I don't know enough about programming to give an educated reply, I really am not much of a programmer. One observation about C++ that I have is that, by requiring libraries, 10 lines of code compiles to 50K, which seems excessive. I just brought home the Microsoft Visual Studio 6.0 Enterprise edition, donated by Microsoft to engineering schools in the U.S. for school use only. As both an employee of the school and a student , it is my duty to load these programs on my computer, so that I can to gain some exposure to the latest versions of these programs(that's my story, and I'm sticking to it).
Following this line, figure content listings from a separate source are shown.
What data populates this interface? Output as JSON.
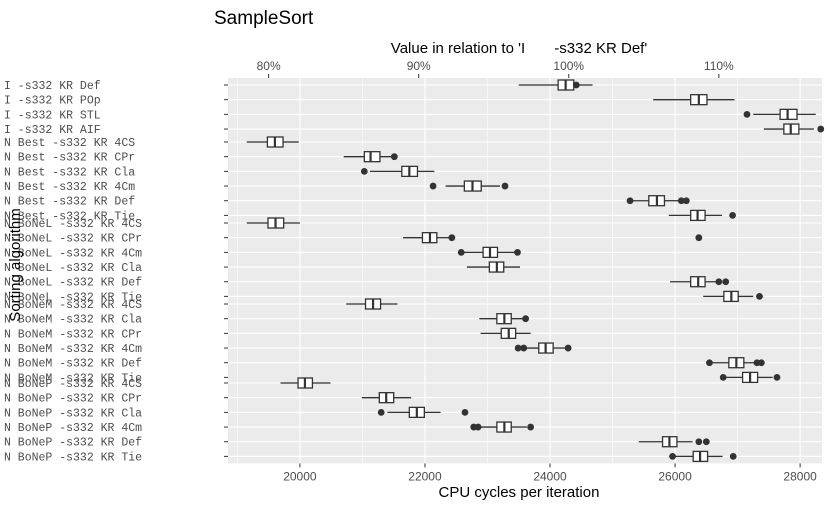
{
  "chart_data": {
    "type": "boxplot",
    "title": "SampleSort",
    "xlabel": "CPU cycles per iteration",
    "ylabel": "Sorting algorithm",
    "secondary_axis": {
      "title": "Value in relation to 'I       -s332 KR Def'",
      "ticks": [
        {
          "label": "80%",
          "value": 19500
        },
        {
          "label": "90%",
          "value": 21900
        },
        {
          "label": "100%",
          "value": 24300
        },
        {
          "label": "110%",
          "value": 26700
        }
      ]
    },
    "xlim": [
      18850,
      28350
    ],
    "x_ticks": [
      20000,
      22000,
      24000,
      26000,
      28000
    ],
    "x_tick_labels": [
      "20000",
      "22000",
      "24000",
      "26000",
      "28000"
    ],
    "groups": [
      {
        "rows": [
          {
            "label": "I       -s332 KR Def",
            "whisker_low": 23500,
            "q1": 24130,
            "median": 24250,
            "q3": 24380,
            "whisker_high": 24680,
            "outliers": [
              24420
            ]
          },
          {
            "label": "I       -s332 KR POp",
            "whisker_low": 25650,
            "q1": 26250,
            "median": 26380,
            "q3": 26510,
            "whisker_high": 26950,
            "outliers": []
          },
          {
            "label": "I       -s332 KR STL",
            "whisker_low": 27250,
            "q1": 27680,
            "median": 27800,
            "q3": 27950,
            "whisker_high": 28250,
            "outliers": [
              27150
            ]
          },
          {
            "label": "I       -s332 KR AIF",
            "whisker_low": 27420,
            "q1": 27740,
            "median": 27850,
            "q3": 27980,
            "whisker_high": 28220,
            "outliers": [
              28330
            ]
          }
        ]
      },
      {
        "rows": [
          {
            "label": "N Best  -s332 KR 4CS",
            "whisker_low": 19150,
            "q1": 19480,
            "median": 19600,
            "q3": 19730,
            "whisker_high": 19980,
            "outliers": []
          },
          {
            "label": "N Best  -s332 KR CPr",
            "whisker_low": 20700,
            "q1": 21030,
            "median": 21130,
            "q3": 21280,
            "whisker_high": 21550,
            "outliers": [
              21510
            ]
          },
          {
            "label": "N Best  -s332 KR Cla",
            "whisker_low": 21120,
            "q1": 21630,
            "median": 21750,
            "q3": 21880,
            "whisker_high": 22150,
            "outliers": [
              21030
            ]
          },
          {
            "label": "N Best  -s332 KR 4Cm",
            "whisker_low": 22330,
            "q1": 22630,
            "median": 22760,
            "q3": 22900,
            "whisker_high": 23200,
            "outliers": [
              22130,
              23280
            ]
          },
          {
            "label": "N Best  -s332 KR Def",
            "whisker_low": 25250,
            "q1": 25580,
            "median": 25710,
            "q3": 25830,
            "whisker_high": 26070,
            "outliers": [
              25280,
              26100,
              26180
            ]
          },
          {
            "label": "N Best  -s332 KR Tie",
            "whisker_low": 25900,
            "q1": 26250,
            "median": 26360,
            "q3": 26480,
            "whisker_high": 26750,
            "outliers": [
              26920
            ]
          }
        ]
      },
      {
        "rows": [
          {
            "label": "N BoNeL -s332 KR 4CS",
            "whisker_low": 19150,
            "q1": 19490,
            "median": 19610,
            "q3": 19740,
            "whisker_high": 20000,
            "outliers": []
          },
          {
            "label": "N BoNeL -s332 KR CPr",
            "whisker_low": 21650,
            "q1": 21960,
            "median": 22080,
            "q3": 22190,
            "whisker_high": 22400,
            "outliers": [
              22430,
              26380
            ]
          },
          {
            "label": "N BoNeL -s332 KR 4Cm",
            "whisker_low": 22540,
            "q1": 22930,
            "median": 23040,
            "q3": 23160,
            "whisker_high": 23470,
            "outliers": [
              22580,
              23480
            ]
          },
          {
            "label": "N BoNeL -s332 KR Cla",
            "whisker_low": 22670,
            "q1": 23030,
            "median": 23150,
            "q3": 23260,
            "whisker_high": 23520,
            "outliers": []
          },
          {
            "label": "N BoNeL -s332 KR Def",
            "whisker_low": 25920,
            "q1": 26250,
            "median": 26370,
            "q3": 26480,
            "whisker_high": 26740,
            "outliers": [
              26700,
              26810
            ]
          },
          {
            "label": "N BoNeL -s332 KR Tie",
            "whisker_low": 26450,
            "q1": 26780,
            "median": 26900,
            "q3": 27010,
            "whisker_high": 27250,
            "outliers": [
              27350
            ]
          }
        ]
      },
      {
        "rows": [
          {
            "label": "N BoNeM -s332 KR 4CS",
            "whisker_low": 20740,
            "q1": 21050,
            "median": 21170,
            "q3": 21290,
            "whisker_high": 21560,
            "outliers": []
          },
          {
            "label": "N BoNeM -s332 KR Cla",
            "whisker_low": 22870,
            "q1": 23150,
            "median": 23270,
            "q3": 23380,
            "whisker_high": 23650,
            "outliers": [
              23610
            ]
          },
          {
            "label": "N BoNeM -s332 KR CPr",
            "whisker_low": 22890,
            "q1": 23220,
            "median": 23340,
            "q3": 23450,
            "whisker_high": 23690,
            "outliers": []
          },
          {
            "label": "N BoNeM -s332 KR 4Cm",
            "whisker_low": 23530,
            "q1": 23820,
            "median": 23930,
            "q3": 24050,
            "whisker_high": 24270,
            "outliers": [
              23490,
              23580,
              24290
            ]
          },
          {
            "label": "N BoNeM -s332 KR Def",
            "whisker_low": 26550,
            "q1": 26860,
            "median": 26980,
            "q3": 27100,
            "whisker_high": 27360,
            "outliers": [
              26550,
              27310,
              27380
            ]
          },
          {
            "label": "N BoNeM -s332 KR Tie",
            "whisker_low": 26790,
            "q1": 27080,
            "median": 27200,
            "q3": 27320,
            "whisker_high": 27560,
            "outliers": [
              26770,
              27630
            ]
          }
        ]
      },
      {
        "rows": [
          {
            "label": "N BoNeP -s332 KR 4CS",
            "whisker_low": 19690,
            "q1": 19970,
            "median": 20080,
            "q3": 20200,
            "whisker_high": 20490,
            "outliers": []
          },
          {
            "label": "N BoNeP -s332 KR CPr",
            "whisker_low": 20990,
            "q1": 21270,
            "median": 21380,
            "q3": 21500,
            "whisker_high": 21780,
            "outliers": []
          },
          {
            "label": "N BoNeP -s332 KR Cla",
            "whisker_low": 21400,
            "q1": 21750,
            "median": 21870,
            "q3": 21990,
            "whisker_high": 22250,
            "outliers": [
              21300,
              22640
            ]
          },
          {
            "label": "N BoNeP -s332 KR 4Cm",
            "whisker_low": 22800,
            "q1": 23150,
            "median": 23270,
            "q3": 23380,
            "whisker_high": 23630,
            "outliers": [
              22780,
              22850,
              23690
            ]
          },
          {
            "label": "N BoNeP -s332 KR Def",
            "whisker_low": 25420,
            "q1": 25800,
            "median": 25910,
            "q3": 26030,
            "whisker_high": 26280,
            "outliers": [
              26380,
              26500
            ]
          },
          {
            "label": "N BoNeP -s332 KR Tie",
            "whisker_low": 25940,
            "q1": 26290,
            "median": 26400,
            "q3": 26520,
            "whisker_high": 26760,
            "outliers": [
              25960,
              26930
            ]
          }
        ]
      }
    ],
    "colors": {
      "panel": "#ebebeb",
      "grid": "#ffffff",
      "box_fill": "#ffffff",
      "line": "#333333",
      "outlier": "#333333"
    }
  }
}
Most of the code I write is either in Matlab or LabWindows, both of which are more like QuickBasic, or even GW Basic, than what I have seen of C++. I have also done some simple assembly code for Intel 8051's, and I will be writing a program this summer that will use LabView and a data acquisition card to control a 0-600V, 600A continuous, three-phase auto-transformer. I am teaching myself LabView, it is a graphical programming language that is ideal for these kinds of control applications, but it is a long way from C++. My hope is that the students who take over the lab when I finally escape will be able to figure out what I did, and be able to fix it if it breaks. We are having problems with our current software that controls the auto-transformers, the software has about 4K lines of code (LabWindows) without a single comment. The student who wrote it is long gone. I think that it will be easier to start over than to fix this mess, a lot of the problems are that I have no idea what the hardware settings are for his code, and a mistake could cause some major smoke to escape. Unlike destroying an IC with 15V instead of 5V, when I break something in this lab, I see it, hear it, and smell it. Sometimes it even includes fireballs and molten metal.
>SS, who really enjoys your quotes
Thanks, it's fun for me to see everyone signing off on their posts
5GJW, who finds the need for programmers to be so
great that he must continually tell people that he really is not much of a programmer. It is much more fun to break stuff in the lab.